Releasing dysfunctional tension in the popliteus muscle has the potential to make grand gait alterations.
“Small changes can result in disproportionately large changes!”
Hip & Pelvis
Moving into the hips, examples of possible causes of complaints can be osseos differences such as retro or ante version femoral heads, pelvis obliquities, SI dysfunctions, pelvic floor imbalances, ASIS inflairs & outflairs, rotational patterns, sacral positions, ischium positions, pubic symphysis positions and so on. As stated before, it can be quite overwhelming making an effort to be as specific or precise as possible with your assessments. Injuries to these structures may have happened years ago.
Typically I prefer to correct the SI dysfunction or diagonal axis, move to the ASIS inflair/rotation, then onto the ischiums and sacrotuberus ligament. I will treat ASIS pelvic torsion, external rotators & gluteus muscles. Keeping in mind the effect small changes have, sometimes treating an inguinal ligament will change the position of the ASIS, Pubis symphysis and respiratory diaphragm.
In dealing with pelvic concerns, there is always a visceral component that may be primary or secondary. Visceral dysfunctions in motility and mobility are far outside this discussion. I encourage all of you to educate yourself in with the various dysfunctions these tissues can suffer from and create. Please take a Barral course. It will change your whole perspective and enhance your practice in ways you can not imagine.

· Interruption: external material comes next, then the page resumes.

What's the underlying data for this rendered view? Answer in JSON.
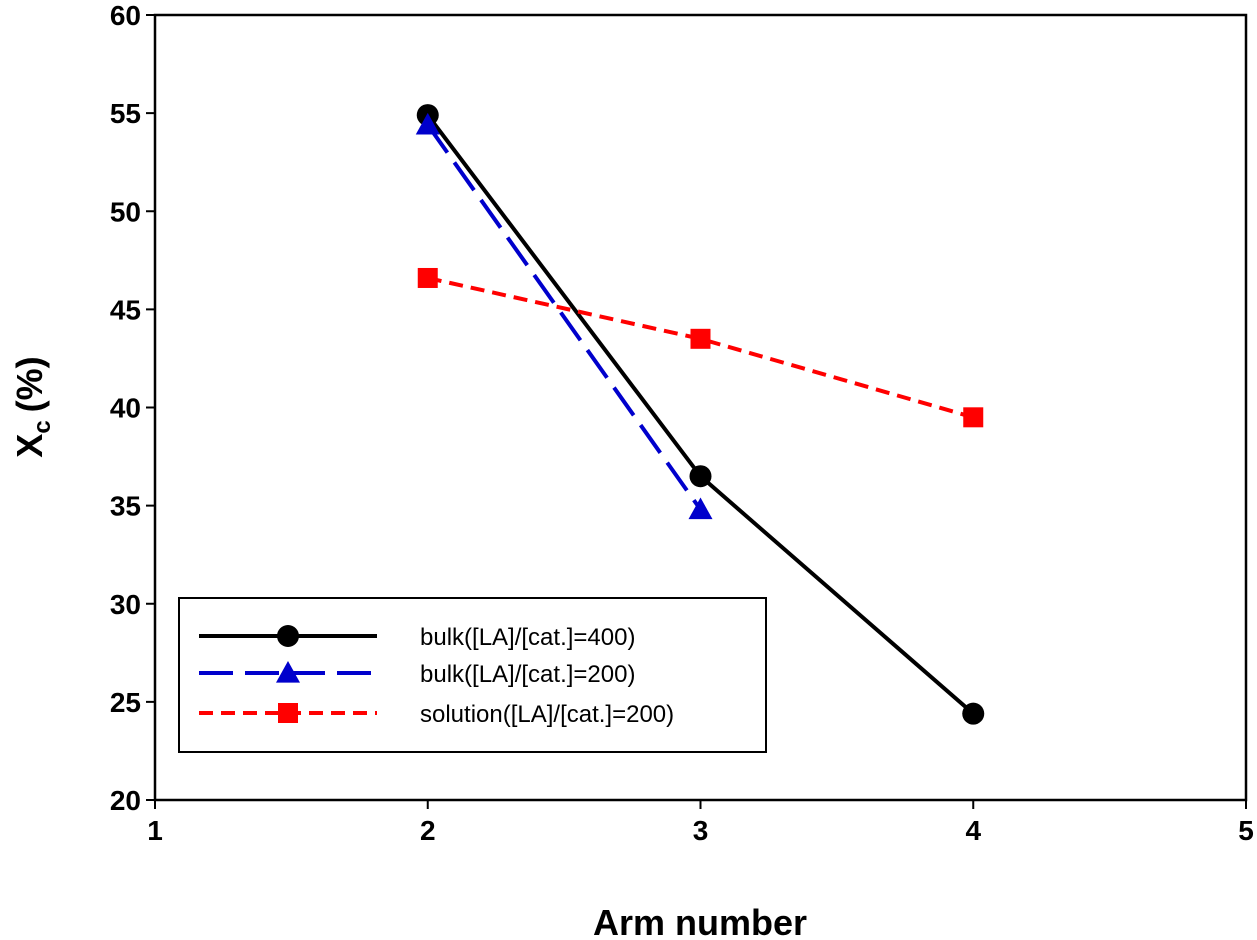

I hope that I have been able to serve you in some way with this information, be it a completely new perspective into your patients, be it some new thoughts about how to approach a treatment or provide you with a review and acknowledgement that what you are doing, as far as I’m concerned, is having an amazingly positive impact in improving the quality of life for your patients.
As I stated before, everyone has their perspective on what should be done in what order. No one is wrong.
We are all unique and different which makes our perspectives individual. If I can provide a new perspective that improves your quality of assessment or treatment, then my goal is achieved.
This concludes Part 1 of this series.
In the next segment, I will endeavor to provide some perspective in assessing & treating the upper body and extremities.